On Valentine's day Mark gave me a doughnut a pink-frosted French cruller with a red candy heart in the hole from the Winchell's at California and Lake. He'd gone out and bought it before I woke up. It came in a shiny white cardboard box with a red heart on it.

Happy Valentine's Day. A valentine doughnut.

When we first met, each night we'd hunker down in the yellow booths at Winchell's, and instead of pondering the mysteries of the human heart, we'd eye the Pasadena cops who'd sit in the next booth. The lady cop would get a maple bar, her partner, a plain glazed donut. Mark would get a chocolate old-fashioned. We'd stare at the cops until they looked our way. Then we'd look at each other.

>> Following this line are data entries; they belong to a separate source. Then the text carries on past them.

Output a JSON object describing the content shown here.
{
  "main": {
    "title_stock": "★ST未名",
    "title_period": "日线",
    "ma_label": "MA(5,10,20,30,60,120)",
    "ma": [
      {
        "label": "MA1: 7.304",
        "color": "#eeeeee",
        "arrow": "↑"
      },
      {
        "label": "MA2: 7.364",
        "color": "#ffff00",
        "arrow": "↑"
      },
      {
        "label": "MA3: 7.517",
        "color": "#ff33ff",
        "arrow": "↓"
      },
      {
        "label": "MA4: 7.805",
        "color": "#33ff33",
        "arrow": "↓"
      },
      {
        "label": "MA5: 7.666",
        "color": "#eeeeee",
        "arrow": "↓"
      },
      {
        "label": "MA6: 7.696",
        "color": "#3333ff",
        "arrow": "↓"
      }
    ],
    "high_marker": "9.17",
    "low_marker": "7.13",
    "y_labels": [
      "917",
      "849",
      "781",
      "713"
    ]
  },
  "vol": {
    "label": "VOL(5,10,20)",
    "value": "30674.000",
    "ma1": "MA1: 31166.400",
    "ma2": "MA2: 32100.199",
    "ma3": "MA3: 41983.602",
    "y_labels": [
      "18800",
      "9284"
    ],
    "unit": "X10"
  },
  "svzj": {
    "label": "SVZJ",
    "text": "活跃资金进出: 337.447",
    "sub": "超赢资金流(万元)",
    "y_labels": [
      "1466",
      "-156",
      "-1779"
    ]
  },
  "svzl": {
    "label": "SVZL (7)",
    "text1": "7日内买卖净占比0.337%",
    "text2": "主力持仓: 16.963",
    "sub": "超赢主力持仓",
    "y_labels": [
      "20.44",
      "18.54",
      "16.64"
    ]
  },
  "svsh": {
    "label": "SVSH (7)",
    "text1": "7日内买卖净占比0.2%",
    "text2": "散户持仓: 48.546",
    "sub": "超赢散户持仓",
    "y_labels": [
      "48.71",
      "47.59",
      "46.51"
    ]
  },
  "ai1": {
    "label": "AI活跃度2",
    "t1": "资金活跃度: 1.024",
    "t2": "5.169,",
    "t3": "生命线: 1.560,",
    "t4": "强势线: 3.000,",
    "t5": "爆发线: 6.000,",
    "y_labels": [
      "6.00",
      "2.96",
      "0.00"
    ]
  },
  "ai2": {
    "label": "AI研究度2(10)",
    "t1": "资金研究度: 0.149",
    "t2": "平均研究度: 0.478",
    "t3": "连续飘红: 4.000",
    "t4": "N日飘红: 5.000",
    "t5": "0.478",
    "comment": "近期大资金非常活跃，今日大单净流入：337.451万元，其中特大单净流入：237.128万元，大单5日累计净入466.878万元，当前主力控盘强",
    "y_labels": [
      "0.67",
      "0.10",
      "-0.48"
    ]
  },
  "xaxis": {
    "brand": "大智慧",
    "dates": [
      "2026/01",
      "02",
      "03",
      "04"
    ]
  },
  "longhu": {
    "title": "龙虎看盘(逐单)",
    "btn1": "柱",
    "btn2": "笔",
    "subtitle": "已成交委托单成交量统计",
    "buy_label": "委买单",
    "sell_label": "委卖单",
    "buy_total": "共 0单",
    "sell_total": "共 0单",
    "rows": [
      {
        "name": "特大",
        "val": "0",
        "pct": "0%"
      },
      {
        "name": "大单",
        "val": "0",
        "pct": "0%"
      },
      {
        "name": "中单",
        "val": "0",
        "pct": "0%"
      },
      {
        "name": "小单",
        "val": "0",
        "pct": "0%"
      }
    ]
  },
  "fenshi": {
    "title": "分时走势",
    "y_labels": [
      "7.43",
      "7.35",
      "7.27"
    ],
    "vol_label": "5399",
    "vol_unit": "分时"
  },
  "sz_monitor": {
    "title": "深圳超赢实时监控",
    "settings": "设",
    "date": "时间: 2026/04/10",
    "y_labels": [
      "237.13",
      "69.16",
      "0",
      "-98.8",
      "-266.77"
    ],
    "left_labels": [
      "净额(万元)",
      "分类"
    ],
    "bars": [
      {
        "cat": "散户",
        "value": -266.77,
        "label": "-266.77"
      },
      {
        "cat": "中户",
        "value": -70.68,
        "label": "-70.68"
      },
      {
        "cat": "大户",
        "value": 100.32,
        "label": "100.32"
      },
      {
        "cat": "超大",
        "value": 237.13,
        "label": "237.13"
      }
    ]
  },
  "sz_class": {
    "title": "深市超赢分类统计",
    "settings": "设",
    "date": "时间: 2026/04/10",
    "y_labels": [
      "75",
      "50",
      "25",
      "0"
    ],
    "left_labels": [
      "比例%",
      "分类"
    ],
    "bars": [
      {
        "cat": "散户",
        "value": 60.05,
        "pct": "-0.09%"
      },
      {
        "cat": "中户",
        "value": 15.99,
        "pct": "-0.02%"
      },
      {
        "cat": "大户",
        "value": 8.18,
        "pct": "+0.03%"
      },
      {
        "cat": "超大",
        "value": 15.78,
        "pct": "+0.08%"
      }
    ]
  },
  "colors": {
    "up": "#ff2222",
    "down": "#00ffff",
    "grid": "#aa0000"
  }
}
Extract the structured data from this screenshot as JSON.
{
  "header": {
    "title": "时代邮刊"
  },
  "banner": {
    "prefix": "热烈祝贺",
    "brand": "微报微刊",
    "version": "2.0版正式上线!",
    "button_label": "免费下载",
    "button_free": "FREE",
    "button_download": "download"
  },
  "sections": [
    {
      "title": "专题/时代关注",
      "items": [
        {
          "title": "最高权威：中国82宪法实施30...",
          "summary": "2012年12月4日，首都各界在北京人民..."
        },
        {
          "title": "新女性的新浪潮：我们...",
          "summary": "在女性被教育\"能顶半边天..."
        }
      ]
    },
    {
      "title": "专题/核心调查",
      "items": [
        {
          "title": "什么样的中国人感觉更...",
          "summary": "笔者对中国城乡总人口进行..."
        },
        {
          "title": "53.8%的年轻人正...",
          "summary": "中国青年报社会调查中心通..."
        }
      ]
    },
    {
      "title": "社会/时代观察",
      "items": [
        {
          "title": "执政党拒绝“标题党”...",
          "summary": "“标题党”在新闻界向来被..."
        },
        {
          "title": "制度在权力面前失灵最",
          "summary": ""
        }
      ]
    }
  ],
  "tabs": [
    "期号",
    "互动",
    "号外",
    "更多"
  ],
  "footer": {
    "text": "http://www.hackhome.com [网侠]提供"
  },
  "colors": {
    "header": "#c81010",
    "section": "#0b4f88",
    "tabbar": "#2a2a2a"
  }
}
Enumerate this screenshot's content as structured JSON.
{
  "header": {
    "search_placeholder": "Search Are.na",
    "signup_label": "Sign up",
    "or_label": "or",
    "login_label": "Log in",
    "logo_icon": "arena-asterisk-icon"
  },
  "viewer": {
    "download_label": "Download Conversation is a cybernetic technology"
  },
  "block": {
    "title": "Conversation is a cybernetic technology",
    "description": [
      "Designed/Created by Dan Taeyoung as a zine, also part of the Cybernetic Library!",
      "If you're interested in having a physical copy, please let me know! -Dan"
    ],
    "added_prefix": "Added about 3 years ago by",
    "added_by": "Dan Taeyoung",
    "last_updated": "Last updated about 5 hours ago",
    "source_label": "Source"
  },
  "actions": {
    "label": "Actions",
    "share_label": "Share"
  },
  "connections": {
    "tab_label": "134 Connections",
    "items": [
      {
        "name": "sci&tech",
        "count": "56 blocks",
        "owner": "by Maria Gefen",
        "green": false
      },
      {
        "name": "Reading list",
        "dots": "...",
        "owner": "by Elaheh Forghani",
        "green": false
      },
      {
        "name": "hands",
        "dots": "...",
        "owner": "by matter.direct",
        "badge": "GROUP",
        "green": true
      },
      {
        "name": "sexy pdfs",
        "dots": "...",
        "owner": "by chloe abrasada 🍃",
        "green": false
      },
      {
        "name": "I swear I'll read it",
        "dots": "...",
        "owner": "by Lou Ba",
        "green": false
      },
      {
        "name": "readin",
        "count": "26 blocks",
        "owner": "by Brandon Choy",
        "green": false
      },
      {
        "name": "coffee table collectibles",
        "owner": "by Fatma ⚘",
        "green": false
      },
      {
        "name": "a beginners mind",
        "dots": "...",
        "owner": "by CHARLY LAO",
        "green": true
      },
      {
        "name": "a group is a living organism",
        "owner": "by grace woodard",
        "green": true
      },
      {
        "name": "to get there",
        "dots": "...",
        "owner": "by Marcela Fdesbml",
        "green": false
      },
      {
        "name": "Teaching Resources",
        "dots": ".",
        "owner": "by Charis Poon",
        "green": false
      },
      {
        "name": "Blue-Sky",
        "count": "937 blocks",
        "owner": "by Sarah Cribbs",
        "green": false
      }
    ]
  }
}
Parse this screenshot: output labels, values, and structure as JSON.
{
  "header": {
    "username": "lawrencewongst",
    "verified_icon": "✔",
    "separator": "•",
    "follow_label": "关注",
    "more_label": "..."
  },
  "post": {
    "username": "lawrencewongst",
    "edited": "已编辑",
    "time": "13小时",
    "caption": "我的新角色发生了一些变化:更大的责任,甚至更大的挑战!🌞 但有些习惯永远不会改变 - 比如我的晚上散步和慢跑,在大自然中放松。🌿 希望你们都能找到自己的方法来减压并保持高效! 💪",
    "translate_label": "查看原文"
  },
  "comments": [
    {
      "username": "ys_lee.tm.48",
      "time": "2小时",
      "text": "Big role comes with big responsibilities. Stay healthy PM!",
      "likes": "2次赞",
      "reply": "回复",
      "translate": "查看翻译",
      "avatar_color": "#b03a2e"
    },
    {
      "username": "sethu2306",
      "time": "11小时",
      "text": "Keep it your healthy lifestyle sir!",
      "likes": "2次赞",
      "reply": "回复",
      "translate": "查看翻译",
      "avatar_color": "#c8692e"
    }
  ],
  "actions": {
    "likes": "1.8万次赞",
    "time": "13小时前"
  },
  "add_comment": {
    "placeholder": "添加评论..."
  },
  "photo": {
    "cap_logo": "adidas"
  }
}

We didn't like cops. It was something we had in common.

Posters of doughnuts the size of inner tubes loomed over us on the walls, surreal under the fluorescent lights. Giant cake doughnuts with pastel sprinkles. Giant jelly doughnuts leaking red goo. Giant chocolate doughnuts with white icing. The cops' faces shone white like the white icing. Our faces were pasty-white too.

We spent hours there on neutral ground.

The Valentine's Day doughnut box is on our hearth in Los Altos. The doughnut looks none the worse for wear after all these years, although I am afraid to turn it over.